IDIBAPS-Hospital Clínic Barcelona’s Vascular Cell Biology research group, led by Gustavo Egea, has been selected to receive grants in two competitive calls promoted by patient associations focused on Marfan syndrome. Provided by the US-based National Marfan Foundation and the French association Marfans35, these grants will allow researchers to further investigate the mechanisms that cause aortic aneurysm, one of the most serious complications of this rare disease.

Marfan syndrome is a genetic disorder that affects connective tissue and primarily impacts the cardiovascular system, bones and eyes. One of its most concerning manifestations is the gradual dilation of the aorta, which can lead to an aneurysm and pose a high risk to life.

An international consortium to establish a preclinical benchmark model

The National Marfan Foundation (NMF) has awarded $800,000 to a consortium made up of four research groups from Belgium, Spain, the Netherlands and the United States. The project is coordinated by Bart Loeys (Belgium) and includes the participation of the group led by Gustavo Egea, as well as the teams of Vivian de Waard and Elena McFarlane.

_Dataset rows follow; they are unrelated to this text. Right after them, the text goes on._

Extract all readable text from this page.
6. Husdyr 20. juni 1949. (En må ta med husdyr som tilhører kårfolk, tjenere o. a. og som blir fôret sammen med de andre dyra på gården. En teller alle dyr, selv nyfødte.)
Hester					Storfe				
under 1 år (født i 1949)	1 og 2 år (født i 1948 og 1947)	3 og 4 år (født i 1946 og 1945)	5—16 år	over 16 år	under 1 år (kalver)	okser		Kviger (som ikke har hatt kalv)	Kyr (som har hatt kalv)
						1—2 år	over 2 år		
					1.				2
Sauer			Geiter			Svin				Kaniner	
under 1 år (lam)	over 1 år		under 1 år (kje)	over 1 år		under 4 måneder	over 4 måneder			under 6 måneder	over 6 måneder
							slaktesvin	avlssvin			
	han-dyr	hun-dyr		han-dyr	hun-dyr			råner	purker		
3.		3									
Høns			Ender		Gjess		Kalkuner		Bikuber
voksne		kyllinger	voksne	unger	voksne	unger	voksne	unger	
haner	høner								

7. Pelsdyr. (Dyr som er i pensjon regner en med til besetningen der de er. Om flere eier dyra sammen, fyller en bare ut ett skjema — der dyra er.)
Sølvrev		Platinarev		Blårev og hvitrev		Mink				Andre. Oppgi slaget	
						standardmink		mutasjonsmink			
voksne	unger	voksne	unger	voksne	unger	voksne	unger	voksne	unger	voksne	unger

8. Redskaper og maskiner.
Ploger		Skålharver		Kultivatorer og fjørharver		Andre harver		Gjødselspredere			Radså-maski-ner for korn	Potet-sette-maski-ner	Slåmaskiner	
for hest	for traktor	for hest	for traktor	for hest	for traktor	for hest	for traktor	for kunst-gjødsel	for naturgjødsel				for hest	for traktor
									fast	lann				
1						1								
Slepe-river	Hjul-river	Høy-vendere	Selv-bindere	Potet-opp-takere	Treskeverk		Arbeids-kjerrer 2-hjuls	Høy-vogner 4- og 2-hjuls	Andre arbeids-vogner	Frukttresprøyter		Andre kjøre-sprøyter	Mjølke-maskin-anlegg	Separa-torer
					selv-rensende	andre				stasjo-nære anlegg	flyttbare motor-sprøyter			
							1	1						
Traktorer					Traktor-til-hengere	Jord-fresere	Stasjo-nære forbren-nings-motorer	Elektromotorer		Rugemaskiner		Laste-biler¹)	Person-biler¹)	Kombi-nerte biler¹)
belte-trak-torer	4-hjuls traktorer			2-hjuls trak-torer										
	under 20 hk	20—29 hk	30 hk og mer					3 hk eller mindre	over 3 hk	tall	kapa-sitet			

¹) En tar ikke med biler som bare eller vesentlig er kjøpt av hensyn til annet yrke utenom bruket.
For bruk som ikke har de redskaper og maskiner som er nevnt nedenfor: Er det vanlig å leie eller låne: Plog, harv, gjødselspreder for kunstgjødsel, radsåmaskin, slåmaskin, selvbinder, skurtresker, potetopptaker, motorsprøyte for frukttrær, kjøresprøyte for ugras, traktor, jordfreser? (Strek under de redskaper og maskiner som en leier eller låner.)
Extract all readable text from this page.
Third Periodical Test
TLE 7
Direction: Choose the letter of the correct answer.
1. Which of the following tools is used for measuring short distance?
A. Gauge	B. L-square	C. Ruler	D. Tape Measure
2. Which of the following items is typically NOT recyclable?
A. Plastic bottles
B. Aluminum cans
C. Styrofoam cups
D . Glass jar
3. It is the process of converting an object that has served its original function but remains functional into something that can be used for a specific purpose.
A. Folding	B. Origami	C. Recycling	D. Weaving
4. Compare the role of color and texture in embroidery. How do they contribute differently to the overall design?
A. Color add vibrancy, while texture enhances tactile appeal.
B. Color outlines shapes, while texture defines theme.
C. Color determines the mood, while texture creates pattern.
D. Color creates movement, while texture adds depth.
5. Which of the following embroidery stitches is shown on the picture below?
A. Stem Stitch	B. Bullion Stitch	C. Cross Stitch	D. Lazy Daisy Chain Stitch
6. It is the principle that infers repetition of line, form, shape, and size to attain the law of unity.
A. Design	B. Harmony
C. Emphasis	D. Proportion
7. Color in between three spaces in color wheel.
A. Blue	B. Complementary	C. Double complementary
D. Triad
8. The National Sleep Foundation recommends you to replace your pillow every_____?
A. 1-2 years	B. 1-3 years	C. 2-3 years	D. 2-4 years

The consortium aims to establish a benchmark model for preclinical research on aortic aneurysm in Marfan syndrome. The project will harmonise experimental protocols and parameters across laboratories to improve the comparability and reproducibility of results. The drug losartan, commonly used in patients with Marfan syndrome, will serve as the treatment of reference for validating future medicines of interest to the scientific community.

New antioxidants to halt aneurysm progression

In the meantime, the French association Marfans35 has funded a project led by Gustavo Egea focusing on the use of new antioxidants. Supported by €400,000 in funding over four years, this initiative will study different antioxidants comparatively and complementarily. The aim is to determine which treatments, administered individually or in combination, may slow the progression of aortic aneurysm.

Both projects have a strong translational focus and come after the European Medicines Agency’s (EMA) recent designation of allopurinol as an orphan drug for the treatment of Marfan syndrome.